EA Canada Senior Producer Jason DeLong predicts that game prices will probably go down at some point in the near future, but says that the decrease will be balanced out by a corresponding rise in the amount and expense of DLC.
“I think that we’re going to start to see – maybe not in the next year, but in the near future – games go down the route of smaller up-front experiences and lower prices at the beginning,” DeLong said in an interview with GameInformer. “And then the ability to extend the game through episodic material or future feature material. I think that’s a direction we’re probably heading in.”
In the grand scheme of things, DeLong thinks it’s a change that will benefit consumers and be better for game developers as well. “Games are getting more expensive, and times are tough, and it’s getting harder to purchase every game you want,” he continued. “So, how can we keep people playing and offer them more but not have to make them break the bank to do it? It’s going to be an interesting creative problem for us to solve.”

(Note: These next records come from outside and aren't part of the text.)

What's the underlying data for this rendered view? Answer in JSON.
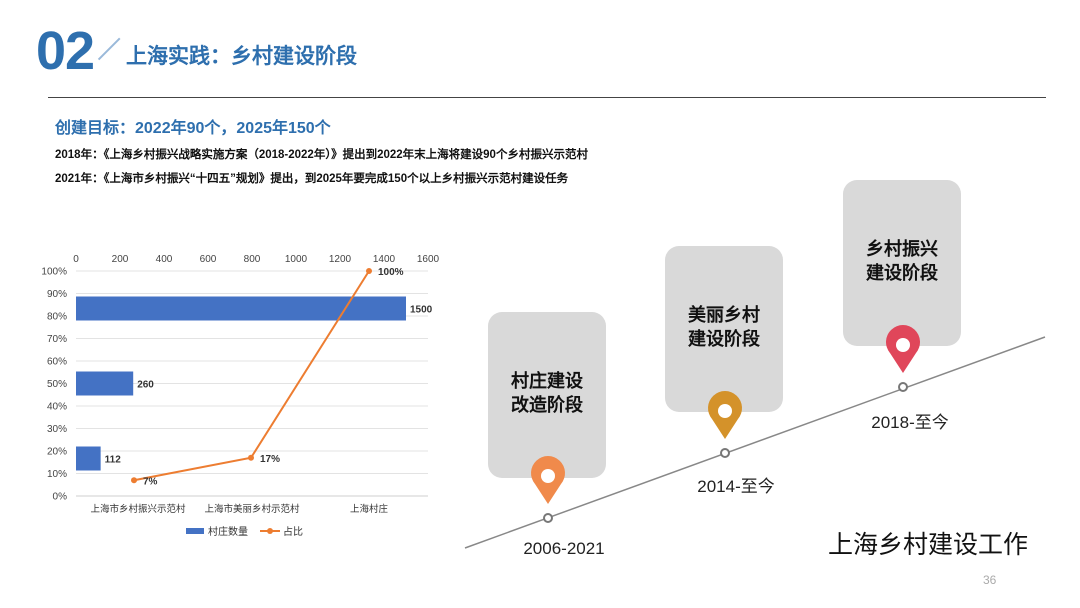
{
  "header": {
    "section_number": "02",
    "section_title": "上海实践：乡村建设阶段"
  },
  "content": {
    "goal": "创建目标：2022年90个，2025年150个",
    "line1": "2018年：《上海乡村振兴战略实施方案（2018-2022年）》提出到2022年末上海将建设90个乡村振兴示范村",
    "line2": "2021年：《上海市乡村振兴“十四五”规划》提出，到2025年要完成150个以上乡村振兴示范村建设任务"
  },
  "chart_data": {
    "type": "bar",
    "orientation": "horizontal-bars-with-line",
    "categories": [
      "上海市乡村振兴示范村",
      "上海市美丽乡村示范村",
      "上海村庄"
    ],
    "series": [
      {
        "name": "村庄数量",
        "type": "bar",
        "values": [
          112,
          260,
          1500
        ],
        "labels": [
          "112",
          "260",
          "1500"
        ],
        "color": "#4472c4"
      },
      {
        "name": "占比",
        "type": "line",
        "values": [
          7,
          17,
          100
        ],
        "labels": [
          "7%",
          "17%",
          "100%"
        ],
        "color": "#ed7d31"
      }
    ],
    "x_axis_top": {
      "ticks": [
        "0",
        "200",
        "400",
        "600",
        "800",
        "1000",
        "1200",
        "1400",
        "1600"
      ],
      "range": [
        0,
        1600
      ]
    },
    "y_axis_left": {
      "ticks": [
        "0%",
        "10%",
        "20%",
        "30%",
        "40%",
        "50%",
        "60%",
        "70%",
        "80%",
        "90%",
        "100%"
      ],
      "range": [
        0,
        100
      ]
    },
    "legend": {
      "position": "bottom",
      "items": [
        "村庄数量",
        "占比"
      ]
    },
    "grid": true
  },
  "timeline": {
    "caption": "上海乡村建设工作",
    "stages": [
      {
        "title_line1": "村庄建设",
        "title_line2": "改造阶段",
        "period": "2006-2021",
        "pin_color": "#f08a4b"
      },
      {
        "title_line1": "美丽乡村",
        "title_line2": "建设阶段",
        "period": "2014-至今",
        "pin_color": "#d4922a"
      },
      {
        "title_line1": "乡村振兴",
        "title_line2": "建设阶段",
        "period": "2018-至今",
        "pin_color": "#e0465a"
      }
    ]
  },
  "page_number": "36"
}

The DLC trend is obviously growing – EA’s Dragon Age: Origins is a great example of that – and at some point, gamers are bound to question why they’re paying full price for less-than-full games. But while the concept of “less now, more later” looks good at first blush, it creates some inherent pressures of its own, particularly for developers who have trouble coming across with timely new content for popular games.
Consider Half-Life 2 Episode 1, which I think very easily qualifies as a game with a “smaller up-front experience.” It was released in mid-2006 – that’s three and a half freakin’ years ago – yet Episode Three, the culmination of the story arc, is still little more than a Duke Nukem-esque fantasy. Only the strength of the Half-Life franchise makes this forgivable; if Valve was a normal developer – like, say, Ritual Entertainment – a schedule like that would have driven it into the ground years ago.
DeLong is right in that increasing reliance on DLC and episodic content is almost inevitable. Will that translate into a meaningful change for anyone? That’s a different matter entirely.